New Delhi: The current bullion market is focused on a mix of factors, including the direction of US interest rates, the weakness of the dollar, and many others for further direction, according to a recent report from Emkay Wealth Management.
The direction of US interest rates, which is currently uncertain, has no effect on US retail price tariffs, indicating that one of the key drivers for gold is missing.
The second significant element might be the US dollar's weakness against other major currencies. This can occur only during a prolonged decline in US dollar yields and interest rates, according to the report.
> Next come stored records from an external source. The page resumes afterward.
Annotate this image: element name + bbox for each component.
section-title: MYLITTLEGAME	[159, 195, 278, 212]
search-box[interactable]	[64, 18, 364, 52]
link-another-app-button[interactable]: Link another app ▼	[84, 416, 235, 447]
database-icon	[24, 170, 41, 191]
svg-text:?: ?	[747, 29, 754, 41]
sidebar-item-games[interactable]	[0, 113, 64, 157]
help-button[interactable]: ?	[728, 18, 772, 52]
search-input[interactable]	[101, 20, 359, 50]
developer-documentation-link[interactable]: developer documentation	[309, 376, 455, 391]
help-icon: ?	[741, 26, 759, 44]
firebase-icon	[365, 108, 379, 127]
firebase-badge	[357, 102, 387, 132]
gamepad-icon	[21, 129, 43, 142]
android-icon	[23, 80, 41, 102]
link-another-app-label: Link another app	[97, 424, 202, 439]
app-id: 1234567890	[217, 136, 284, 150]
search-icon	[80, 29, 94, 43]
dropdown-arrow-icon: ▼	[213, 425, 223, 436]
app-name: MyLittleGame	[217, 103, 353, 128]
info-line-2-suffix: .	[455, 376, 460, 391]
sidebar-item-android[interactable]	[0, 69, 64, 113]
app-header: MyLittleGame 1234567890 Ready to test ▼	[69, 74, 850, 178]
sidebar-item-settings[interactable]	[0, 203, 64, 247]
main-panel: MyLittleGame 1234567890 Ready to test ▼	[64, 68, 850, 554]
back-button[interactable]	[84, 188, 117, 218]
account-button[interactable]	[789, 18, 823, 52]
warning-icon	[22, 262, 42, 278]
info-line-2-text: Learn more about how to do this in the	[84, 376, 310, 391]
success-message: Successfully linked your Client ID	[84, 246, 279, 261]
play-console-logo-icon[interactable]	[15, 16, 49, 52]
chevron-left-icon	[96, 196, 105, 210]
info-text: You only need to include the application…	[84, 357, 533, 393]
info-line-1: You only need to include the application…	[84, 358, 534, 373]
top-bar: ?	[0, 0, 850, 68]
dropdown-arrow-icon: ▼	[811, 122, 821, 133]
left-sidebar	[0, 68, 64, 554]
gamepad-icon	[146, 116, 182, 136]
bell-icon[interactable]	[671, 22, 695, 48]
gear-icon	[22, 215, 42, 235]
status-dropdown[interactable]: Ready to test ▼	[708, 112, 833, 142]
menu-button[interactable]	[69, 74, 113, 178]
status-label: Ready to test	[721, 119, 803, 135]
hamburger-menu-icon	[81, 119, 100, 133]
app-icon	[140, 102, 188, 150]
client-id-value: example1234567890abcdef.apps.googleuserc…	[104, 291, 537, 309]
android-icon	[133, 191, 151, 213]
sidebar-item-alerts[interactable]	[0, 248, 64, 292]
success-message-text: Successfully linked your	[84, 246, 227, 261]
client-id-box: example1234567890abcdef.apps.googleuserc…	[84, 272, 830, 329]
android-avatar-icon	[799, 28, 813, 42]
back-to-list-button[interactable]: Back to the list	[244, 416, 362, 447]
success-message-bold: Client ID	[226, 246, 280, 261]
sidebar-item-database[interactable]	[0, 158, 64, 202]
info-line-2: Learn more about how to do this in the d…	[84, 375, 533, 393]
Gold and the US dollar typically have an inverse relationship. When the dollar weakens, gold becomes less expensive in other currencies, boosting demand and frequently affecting its price, and vice versa.
However, the recent increase in the dollar and rising US bond rates have placed downward pressure on gold prices. The report estimates technical support for gold at USD 3,297 and USD 3,248.
What we need is a deeper drop in the Dollar due to official rate reductions and a decrease in market yields. There is a widespread concern that the new budgeted expenditures of USD 4. 60 trillion may make the scenario more complicated, as the resultant borrowings may increase yields, Emkay Wealth Management said.
Along with this, a consolidation pattern is now being seen in the gold market, which usually results in an increase in gold prices.
The study also states that earlier this year, gold prices increased owing to purchases from China. However, around the end of April and the beginning of May, when China announced a selloff, that element became irrelevant in the overall picture.